After running the predictions, process and print the results:

```python
# Process and print results
for result in results:
    print(f"Job Name: {result['job_name']}")
    print(f"Output Folder: {result['output_folder']}")
    print(f"Status: {result['status']}")
    print("---")
```

**Sample Output**:

```
Job Name: TestJob1
Output Folder: /path/to/af_output
Status: Success
---
Job Name: TestJob2
Output Folder: /path/to/af_output
Status: Success
---
```

**Explanation**:

- **`job_name`**: The name of the job.
- **`output_folder`**: The directory where the output files are stored.
- **`status`**: The status of the prediction (`'Success'` or an error message).

---

## 7. Notes and Considerations

- **System Configuration**: This example was run on a system with the following configuration:
    - CPU: Xeon Silver 4410T
    - GPU: NVIDIA RTX 4090
    - Operating System: Ubuntu Server 24.04 LTS
   
     **Note**: Your hardware configuration can significantly affect the performance and runtime of AlphaFold predictions. Ensure that your system meets the necessary requirements, especially regarding GPU capabilities.

- **GPU Requirement**: AlphaFold predictions require substantial computational resources and are optimized for GPUs. Ensure that your system meets the hardware requirements if you plan to run actual predictions.

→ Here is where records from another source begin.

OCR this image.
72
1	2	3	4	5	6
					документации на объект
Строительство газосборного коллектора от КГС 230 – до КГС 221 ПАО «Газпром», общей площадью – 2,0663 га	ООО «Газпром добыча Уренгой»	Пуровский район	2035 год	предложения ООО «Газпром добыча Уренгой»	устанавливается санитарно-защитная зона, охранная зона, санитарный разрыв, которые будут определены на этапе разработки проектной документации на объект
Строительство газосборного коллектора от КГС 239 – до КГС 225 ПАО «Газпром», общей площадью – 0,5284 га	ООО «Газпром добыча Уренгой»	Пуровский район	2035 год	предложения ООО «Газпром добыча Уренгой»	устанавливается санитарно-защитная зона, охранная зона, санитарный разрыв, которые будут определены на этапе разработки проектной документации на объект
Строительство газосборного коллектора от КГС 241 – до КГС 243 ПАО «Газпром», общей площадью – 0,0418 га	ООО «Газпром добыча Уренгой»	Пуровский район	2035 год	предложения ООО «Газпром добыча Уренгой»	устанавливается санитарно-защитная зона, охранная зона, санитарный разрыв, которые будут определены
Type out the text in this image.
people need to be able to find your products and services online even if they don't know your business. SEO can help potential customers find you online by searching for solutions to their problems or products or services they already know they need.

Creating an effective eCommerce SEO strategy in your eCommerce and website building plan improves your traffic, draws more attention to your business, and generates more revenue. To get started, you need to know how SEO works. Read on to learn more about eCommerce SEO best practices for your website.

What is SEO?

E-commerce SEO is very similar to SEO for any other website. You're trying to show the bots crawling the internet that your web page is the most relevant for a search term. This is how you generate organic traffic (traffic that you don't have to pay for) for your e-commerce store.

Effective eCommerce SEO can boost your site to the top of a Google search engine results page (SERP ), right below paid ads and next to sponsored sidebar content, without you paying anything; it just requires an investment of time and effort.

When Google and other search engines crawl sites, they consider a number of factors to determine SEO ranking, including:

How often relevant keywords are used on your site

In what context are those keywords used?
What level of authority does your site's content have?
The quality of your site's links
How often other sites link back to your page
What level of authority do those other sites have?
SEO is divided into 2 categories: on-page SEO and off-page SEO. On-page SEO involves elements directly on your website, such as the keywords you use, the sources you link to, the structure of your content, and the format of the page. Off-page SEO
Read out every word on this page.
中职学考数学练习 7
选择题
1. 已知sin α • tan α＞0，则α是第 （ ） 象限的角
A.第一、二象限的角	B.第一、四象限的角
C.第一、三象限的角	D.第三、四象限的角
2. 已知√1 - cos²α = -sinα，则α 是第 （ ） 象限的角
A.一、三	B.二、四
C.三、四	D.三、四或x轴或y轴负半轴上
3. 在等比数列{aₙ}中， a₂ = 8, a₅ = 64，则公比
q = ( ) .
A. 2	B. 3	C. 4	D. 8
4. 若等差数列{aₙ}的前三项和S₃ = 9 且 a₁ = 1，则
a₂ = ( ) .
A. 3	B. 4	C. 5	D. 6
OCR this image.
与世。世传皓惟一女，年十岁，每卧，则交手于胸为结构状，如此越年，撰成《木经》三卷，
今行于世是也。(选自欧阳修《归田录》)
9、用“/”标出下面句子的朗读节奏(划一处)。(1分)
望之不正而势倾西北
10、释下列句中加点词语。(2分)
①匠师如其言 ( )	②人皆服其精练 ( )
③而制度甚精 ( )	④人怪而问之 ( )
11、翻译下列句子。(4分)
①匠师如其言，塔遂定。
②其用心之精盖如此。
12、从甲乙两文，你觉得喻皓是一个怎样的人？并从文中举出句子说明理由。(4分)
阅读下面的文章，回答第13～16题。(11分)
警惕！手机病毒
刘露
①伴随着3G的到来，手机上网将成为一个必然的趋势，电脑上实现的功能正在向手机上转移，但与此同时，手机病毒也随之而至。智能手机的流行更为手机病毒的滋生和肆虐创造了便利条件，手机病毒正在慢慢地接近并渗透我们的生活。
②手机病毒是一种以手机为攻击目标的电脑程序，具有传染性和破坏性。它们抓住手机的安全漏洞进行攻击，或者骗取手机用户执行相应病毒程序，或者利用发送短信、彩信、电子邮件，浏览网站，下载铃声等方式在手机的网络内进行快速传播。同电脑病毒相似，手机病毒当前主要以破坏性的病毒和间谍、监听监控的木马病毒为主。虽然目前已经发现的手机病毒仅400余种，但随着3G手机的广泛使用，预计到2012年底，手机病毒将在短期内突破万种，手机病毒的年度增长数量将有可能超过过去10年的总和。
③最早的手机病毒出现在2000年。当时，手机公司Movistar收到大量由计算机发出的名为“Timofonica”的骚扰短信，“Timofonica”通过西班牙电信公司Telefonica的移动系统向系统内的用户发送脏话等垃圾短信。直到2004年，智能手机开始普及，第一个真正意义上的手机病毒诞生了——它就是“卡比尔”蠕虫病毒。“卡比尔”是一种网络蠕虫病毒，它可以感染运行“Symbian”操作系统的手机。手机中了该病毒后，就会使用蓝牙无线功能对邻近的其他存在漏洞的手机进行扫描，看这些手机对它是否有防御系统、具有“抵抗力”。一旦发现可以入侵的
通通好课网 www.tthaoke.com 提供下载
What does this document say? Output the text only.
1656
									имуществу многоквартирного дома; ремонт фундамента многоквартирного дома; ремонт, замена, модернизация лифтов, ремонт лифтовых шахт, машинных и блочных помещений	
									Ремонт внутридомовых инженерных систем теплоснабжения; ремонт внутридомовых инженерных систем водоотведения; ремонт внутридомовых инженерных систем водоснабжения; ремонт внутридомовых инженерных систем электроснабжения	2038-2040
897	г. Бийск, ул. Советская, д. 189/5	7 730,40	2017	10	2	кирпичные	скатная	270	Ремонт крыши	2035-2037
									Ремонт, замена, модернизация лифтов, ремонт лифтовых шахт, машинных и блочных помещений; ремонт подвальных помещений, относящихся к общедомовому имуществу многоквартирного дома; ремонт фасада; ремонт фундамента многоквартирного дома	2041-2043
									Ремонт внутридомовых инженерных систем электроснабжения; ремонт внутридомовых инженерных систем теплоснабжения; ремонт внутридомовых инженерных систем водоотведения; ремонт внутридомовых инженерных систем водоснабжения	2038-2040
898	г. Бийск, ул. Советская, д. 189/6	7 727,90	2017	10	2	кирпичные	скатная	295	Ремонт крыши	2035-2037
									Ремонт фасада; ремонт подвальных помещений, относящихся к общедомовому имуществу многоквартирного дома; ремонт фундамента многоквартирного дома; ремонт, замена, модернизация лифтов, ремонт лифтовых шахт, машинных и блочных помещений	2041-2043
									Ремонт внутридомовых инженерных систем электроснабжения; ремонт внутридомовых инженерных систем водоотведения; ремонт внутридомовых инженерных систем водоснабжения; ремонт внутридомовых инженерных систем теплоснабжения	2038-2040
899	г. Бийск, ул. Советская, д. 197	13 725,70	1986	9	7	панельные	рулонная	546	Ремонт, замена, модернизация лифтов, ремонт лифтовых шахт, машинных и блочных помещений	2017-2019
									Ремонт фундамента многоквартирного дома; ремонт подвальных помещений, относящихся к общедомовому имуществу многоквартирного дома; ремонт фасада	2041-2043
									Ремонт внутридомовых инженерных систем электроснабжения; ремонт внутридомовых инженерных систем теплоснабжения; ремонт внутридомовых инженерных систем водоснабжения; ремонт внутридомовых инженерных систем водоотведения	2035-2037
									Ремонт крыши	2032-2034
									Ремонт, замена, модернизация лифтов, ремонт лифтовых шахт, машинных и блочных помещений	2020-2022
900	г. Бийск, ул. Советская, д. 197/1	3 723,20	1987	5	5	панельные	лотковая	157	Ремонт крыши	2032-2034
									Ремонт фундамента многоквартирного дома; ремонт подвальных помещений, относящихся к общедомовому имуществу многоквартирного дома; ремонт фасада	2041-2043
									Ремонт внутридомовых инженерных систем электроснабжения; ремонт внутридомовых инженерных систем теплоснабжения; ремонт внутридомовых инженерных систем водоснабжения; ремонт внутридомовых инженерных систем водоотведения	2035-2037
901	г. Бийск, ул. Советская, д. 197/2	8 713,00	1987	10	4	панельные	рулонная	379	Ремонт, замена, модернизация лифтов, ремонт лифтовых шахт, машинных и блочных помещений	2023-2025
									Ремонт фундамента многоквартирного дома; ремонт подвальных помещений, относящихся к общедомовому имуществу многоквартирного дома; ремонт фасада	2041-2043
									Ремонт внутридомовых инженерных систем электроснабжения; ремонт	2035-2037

- **Database Availability**: The databases specified in `databases_dir` are essential for AlphaFold's operation. Make sure that you have downloaded and correctly configured all necessary databases.

- **Model Parameters**: The `model_parameters_dir` should contain the AlphaFold model parameters. Ensure that you have obtained these parameters and placed them in the specified directory.

- **Adjusting Parameters**: Depending on your use case, you may need to adjust additional parameters such as `model_seeds`, `msa_option`, and others. Refer to the `afusion.api` documentation for more details.

- **Error Handling**: The `run_batch_predictions` function returns a list of results with status messages. If any job fails, the status will contain the error message, which can be used for debugging.

---

## Conclusion

In this tutorial, we demonstrated how to use the `afusion.api` module to create batch tasks from a pandas DataFrame and run batch predictions using AlphaFold. By following these steps, you can streamline the process of setting up and executing multiple predictions, making it efficient to handle large-scale protein structure predictions.

---

## Additional Resources

- **AlphaFold GitHub Repository**: [https://github.com/deepmind/alphafold](https://github.com/deepmind/alphafold)

---

**Disclaimer**: Ensure that you comply with all licensing and usage terms when using AlphaFold and associated data.